Former Uber Executive Convicted of Criminal Charges for Mishandling of 2016 Data Breach
On October 5, Uber's former Chief Security Officer (“CSO”) was convicted of criminal felony charges for obstruction of justice and misprision (i.e. concealing) of a felony relating to his handling of a 2016 data breach that exposed the personal data of millions of Uber drivers and users. This case marks the first time a company executive has been held criminally liable for handling of a data breach in the United States and the CSO could face up to eight years in prison. In a press release announcing the verdict, the Department of Justice warned that the FBI and its government partners “will not allow rogue technology company executives to put American consumers’ personal information at risk for their own gain.”

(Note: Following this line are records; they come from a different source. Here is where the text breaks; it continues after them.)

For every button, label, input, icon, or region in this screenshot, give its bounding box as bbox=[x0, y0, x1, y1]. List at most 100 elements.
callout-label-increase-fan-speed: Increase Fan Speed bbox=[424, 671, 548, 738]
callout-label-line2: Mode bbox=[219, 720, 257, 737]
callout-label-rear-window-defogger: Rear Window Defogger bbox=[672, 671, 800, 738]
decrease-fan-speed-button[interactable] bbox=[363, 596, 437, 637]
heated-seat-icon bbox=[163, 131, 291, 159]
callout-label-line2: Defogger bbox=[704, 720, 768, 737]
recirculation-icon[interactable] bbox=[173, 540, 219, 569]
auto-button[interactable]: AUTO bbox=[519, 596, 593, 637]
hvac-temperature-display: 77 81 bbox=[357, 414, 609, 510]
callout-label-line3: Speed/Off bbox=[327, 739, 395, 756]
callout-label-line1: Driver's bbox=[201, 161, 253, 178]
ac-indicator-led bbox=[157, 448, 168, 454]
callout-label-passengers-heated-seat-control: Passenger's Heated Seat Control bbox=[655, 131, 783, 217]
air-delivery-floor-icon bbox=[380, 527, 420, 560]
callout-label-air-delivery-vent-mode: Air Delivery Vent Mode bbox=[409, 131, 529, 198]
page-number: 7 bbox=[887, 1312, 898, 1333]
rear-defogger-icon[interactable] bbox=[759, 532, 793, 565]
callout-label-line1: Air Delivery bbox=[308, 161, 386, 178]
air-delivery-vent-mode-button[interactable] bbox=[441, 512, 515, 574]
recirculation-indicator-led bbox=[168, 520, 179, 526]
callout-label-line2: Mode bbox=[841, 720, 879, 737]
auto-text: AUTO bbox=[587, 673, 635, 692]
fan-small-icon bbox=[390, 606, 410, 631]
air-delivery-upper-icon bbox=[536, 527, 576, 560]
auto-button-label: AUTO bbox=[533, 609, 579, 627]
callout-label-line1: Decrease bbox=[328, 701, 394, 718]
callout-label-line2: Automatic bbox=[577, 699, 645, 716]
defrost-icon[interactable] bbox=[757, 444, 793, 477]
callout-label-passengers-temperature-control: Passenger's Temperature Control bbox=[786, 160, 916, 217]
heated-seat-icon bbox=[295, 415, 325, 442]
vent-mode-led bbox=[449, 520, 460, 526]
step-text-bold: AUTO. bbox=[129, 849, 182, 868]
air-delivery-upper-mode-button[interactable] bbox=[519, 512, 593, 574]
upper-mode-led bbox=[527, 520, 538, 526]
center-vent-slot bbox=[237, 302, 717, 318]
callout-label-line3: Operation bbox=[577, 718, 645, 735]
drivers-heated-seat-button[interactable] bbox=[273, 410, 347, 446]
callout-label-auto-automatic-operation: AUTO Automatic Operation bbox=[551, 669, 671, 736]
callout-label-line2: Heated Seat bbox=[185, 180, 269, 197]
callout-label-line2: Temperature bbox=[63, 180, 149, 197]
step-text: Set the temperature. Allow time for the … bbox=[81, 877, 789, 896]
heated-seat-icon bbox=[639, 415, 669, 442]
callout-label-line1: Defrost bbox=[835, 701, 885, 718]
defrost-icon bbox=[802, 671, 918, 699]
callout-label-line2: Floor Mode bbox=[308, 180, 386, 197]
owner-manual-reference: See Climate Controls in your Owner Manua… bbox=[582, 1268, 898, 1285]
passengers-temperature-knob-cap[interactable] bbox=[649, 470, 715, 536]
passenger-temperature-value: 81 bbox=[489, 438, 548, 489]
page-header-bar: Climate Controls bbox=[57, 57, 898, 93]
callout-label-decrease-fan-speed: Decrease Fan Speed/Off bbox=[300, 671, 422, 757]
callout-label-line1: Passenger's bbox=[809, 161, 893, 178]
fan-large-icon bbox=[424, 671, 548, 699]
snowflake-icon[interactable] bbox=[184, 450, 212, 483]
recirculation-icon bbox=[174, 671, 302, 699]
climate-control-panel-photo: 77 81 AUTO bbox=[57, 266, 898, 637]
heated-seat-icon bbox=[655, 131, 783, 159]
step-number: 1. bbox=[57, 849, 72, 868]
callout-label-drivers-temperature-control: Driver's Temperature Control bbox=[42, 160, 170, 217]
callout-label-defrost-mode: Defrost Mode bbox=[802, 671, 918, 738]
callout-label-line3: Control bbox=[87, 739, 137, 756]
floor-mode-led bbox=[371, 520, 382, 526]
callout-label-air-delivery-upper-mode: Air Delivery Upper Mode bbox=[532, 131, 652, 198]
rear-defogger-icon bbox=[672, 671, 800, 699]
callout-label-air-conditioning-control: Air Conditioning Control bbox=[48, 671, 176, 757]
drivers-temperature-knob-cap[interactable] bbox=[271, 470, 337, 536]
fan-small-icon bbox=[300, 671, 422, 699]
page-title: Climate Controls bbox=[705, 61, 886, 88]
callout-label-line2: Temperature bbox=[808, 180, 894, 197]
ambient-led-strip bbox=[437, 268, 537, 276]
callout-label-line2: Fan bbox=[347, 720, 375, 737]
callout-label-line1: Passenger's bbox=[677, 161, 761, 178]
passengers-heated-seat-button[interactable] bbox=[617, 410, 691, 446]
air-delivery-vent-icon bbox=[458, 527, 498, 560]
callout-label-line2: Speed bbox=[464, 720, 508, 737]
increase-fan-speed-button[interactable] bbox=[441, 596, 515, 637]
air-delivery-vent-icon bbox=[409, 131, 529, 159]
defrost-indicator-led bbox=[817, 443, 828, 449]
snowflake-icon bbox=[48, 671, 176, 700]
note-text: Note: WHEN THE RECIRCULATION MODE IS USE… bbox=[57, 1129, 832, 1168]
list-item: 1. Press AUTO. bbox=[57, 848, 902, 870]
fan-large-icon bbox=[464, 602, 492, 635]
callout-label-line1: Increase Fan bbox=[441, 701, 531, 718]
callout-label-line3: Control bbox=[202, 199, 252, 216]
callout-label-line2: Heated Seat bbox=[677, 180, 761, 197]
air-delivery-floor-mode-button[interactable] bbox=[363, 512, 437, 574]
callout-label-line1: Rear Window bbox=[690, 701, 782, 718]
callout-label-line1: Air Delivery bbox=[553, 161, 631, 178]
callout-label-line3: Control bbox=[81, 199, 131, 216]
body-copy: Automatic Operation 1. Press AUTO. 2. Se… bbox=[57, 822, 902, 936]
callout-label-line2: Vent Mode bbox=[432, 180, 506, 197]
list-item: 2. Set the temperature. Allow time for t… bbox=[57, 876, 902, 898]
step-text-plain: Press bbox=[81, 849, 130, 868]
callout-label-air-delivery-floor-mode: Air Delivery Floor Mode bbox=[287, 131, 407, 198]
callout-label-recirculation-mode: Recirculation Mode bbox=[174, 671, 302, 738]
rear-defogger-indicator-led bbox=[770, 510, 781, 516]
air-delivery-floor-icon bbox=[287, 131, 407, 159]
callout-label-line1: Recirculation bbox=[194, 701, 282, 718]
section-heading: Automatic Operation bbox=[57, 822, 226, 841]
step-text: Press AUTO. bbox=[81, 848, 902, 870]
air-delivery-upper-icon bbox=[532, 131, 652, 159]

The government alleged that the CSO made a number of missteps in his handling of the 2016 data breach, including the following:
- Despite overseeing the Federal Trade Commission’s (“FTC”) contemporaneous investigation into an earlier data breach, the CSO did not disclose the new breach to the FTC.
- The CSO granted the hackers $100,000 in bitcoin under Uber’s Bug Bounty Program, despite the hackers not meeting the terms of the Program. Moreover, the hackers were required to sign non-disclosure agreements (“NDAs”) stating that the hackers never took or stored data, representations that the CSO knew to be false. Prosecutors viewed use of the NDA as a cover-up.
- The CSO did not inform Uber’s in-house or outside attorneys working on the FTC investigation that the breach had occurred.